Your health care needs supersede the timeframes of your employment. There would be many improvements if we separated healthcare coverage from employment.

It would be better if your healthcare was not tied to your employment. If that is you pay instead then there would need to be changes to transparency on medical pricing.

I would love to be able to change jobs and not have to think about healthcare as part of the choice.

I'm one that believes that it should not be part of the workers benefits package. We have the ability to make work more flexible with the gig economy and should work towards detaching health insurance and other benefits from employment and make health care mandatory for all. I think it's unethical that some people get health care just because they have the right job while other have to do without. The irony is that those that can least afford it are the ones that often have to pay for it.
Many employers offer health care for you and your family as a benefit. Some don't. It'd be unethical to lie about the terms of employment, for example to claim you'd be eligible and then renege.

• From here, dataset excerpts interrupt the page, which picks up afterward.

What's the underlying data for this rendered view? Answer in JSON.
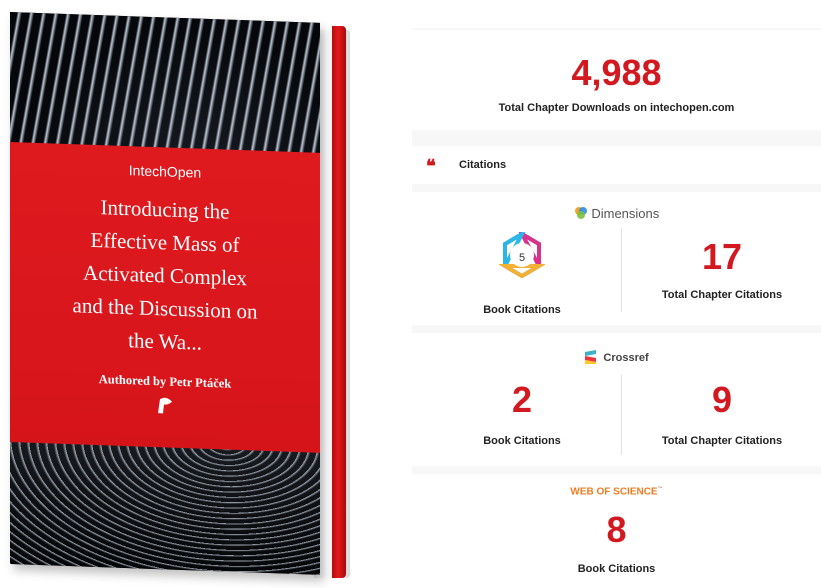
{
  "book": {
    "publisher": "IntechOpen",
    "title_lines": [
      "Introducing the",
      "Effective Mass of",
      "Activated Complex",
      "and the Discussion on",
      "the Wa..."
    ],
    "author": "Authored by Petr Ptáček"
  },
  "downloads": {
    "count": "4,988",
    "label": "Total Chapter Downloads on intechopen.com"
  },
  "citations": {
    "header": "Citations",
    "dimensions": {
      "brand": "Dimensions",
      "badge_value": "5",
      "book_label": "Book Citations",
      "chapter_value": "17",
      "chapter_label": "Total Chapter Citations"
    },
    "crossref": {
      "brand": "Crossref",
      "book_value": "2",
      "book_label": "Book Citations",
      "chapter_value": "9",
      "chapter_label": "Total Chapter Citations"
    },
    "web_of_science": {
      "brand": "WEB OF SCIENCE",
      "tm": "™",
      "book_value": "8",
      "book_label": "Book Citations"
    }
  },
  "colors": {
    "accent": "#d31920",
    "wos": "#ef7d22"
  }
}
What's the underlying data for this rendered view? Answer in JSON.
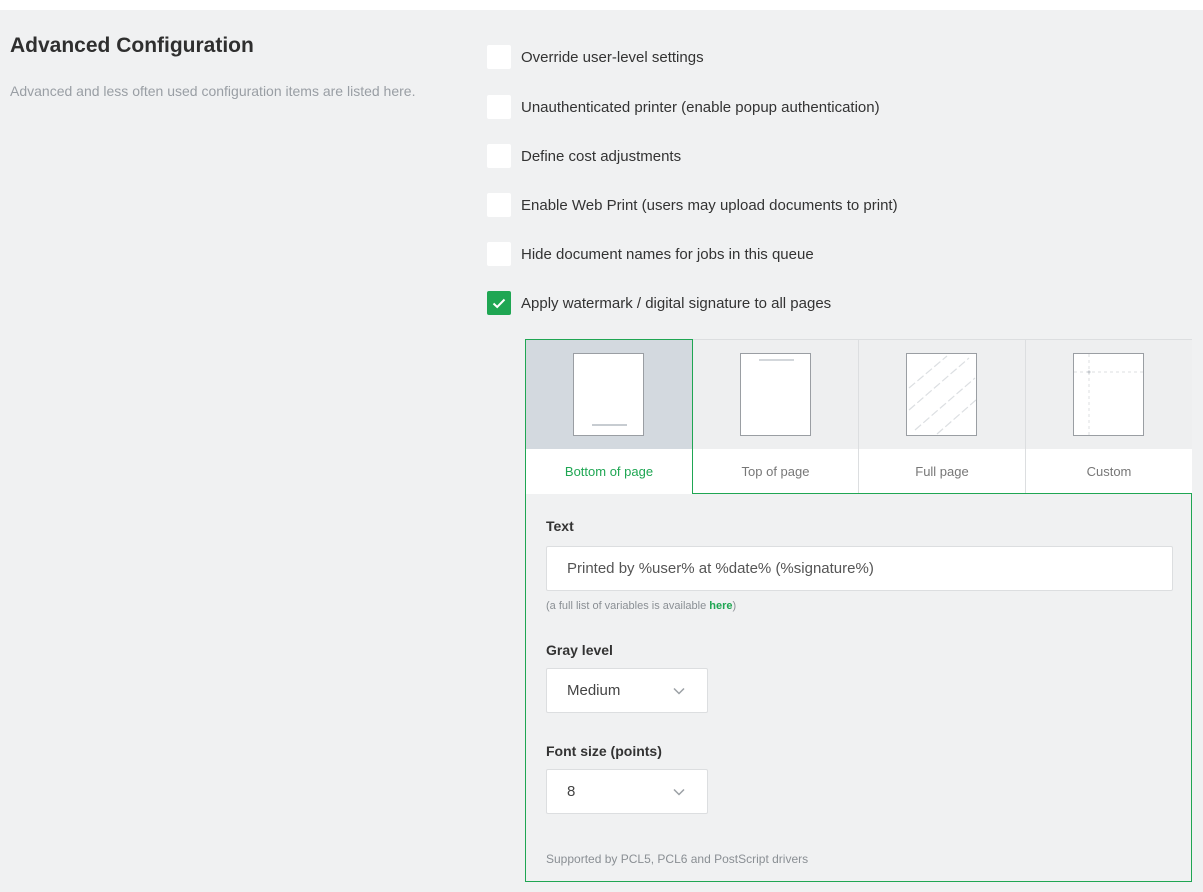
{
  "section": {
    "title": "Advanced Configuration",
    "description": "Advanced and less often used configuration items are listed here."
  },
  "options": [
    {
      "label": "Override user-level settings",
      "checked": false
    },
    {
      "label": "Unauthenticated printer (enable popup authentication)",
      "checked": false
    },
    {
      "label": "Define cost adjustments",
      "checked": false
    },
    {
      "label": "Enable Web Print (users may upload documents to print)",
      "checked": false
    },
    {
      "label": "Hide document names for jobs in this queue",
      "checked": false
    },
    {
      "label": "Apply watermark / digital signature to all pages",
      "checked": true
    }
  ],
  "watermark": {
    "tabs": [
      {
        "label": "Bottom of page",
        "active": true
      },
      {
        "label": "Top of page",
        "active": false
      },
      {
        "label": "Full page",
        "active": false
      },
      {
        "label": "Custom",
        "active": false
      }
    ],
    "text_label": "Text",
    "text_value": "Printed by %user% at %date% (%signature%)",
    "hint_prefix": "(a full list of variables is available ",
    "hint_link": "here",
    "hint_suffix": ")",
    "gray_label": "Gray level",
    "gray_value": "Medium",
    "font_label": "Font size (points)",
    "font_value": "8",
    "footer": "Supported by PCL5, PCL6 and PostScript drivers"
  },
  "colors": {
    "accent": "#1fa653",
    "panel_bg": "#f0f1f2",
    "muted_text": "#999ea4"
  }
}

Assuming the US, typically employers pay 50% or more of the cost. But the total cost isn't that much different than what you'd pay on the open market. So you just have to find out how much that benefit (and others) are worth to you when comparing salaries. Health care is currently very expensive, and IMHO, not that great. But it doesn't make that much difference who provides it. You can buy it on your own, which is especially important for the self-employed.

It's no more unethical if the company lied and said you'd get health care and then didn't do it, than if you took a job with a certain salary and benefits and then demanded more benefits that weren't part of the deal.

Questions "should your empoloyer..." and "is ethical..." are different.

I'd answer the first one, "should you employer...", as "no". The rationale is that health care ideally should come equal to everybody, including those who don't have employer or whose employer doesn't pay for any reason. That likely means that the government should be (more) involved.

I'm not sure about ethical but for myself, personally, it's essential as I couldn't afford it otherwise.
For your care or for your insurance? Those are two different things. The former seems potentially intrusive. The latter, well, a system where it was unnecessary would be better. But under current conditions in the US, yes, I think the employer should pay for insurance. And it’s to the employers advantage anyway for their employees to be able to afford to see a doctor for preventive care and to treat illness and injury.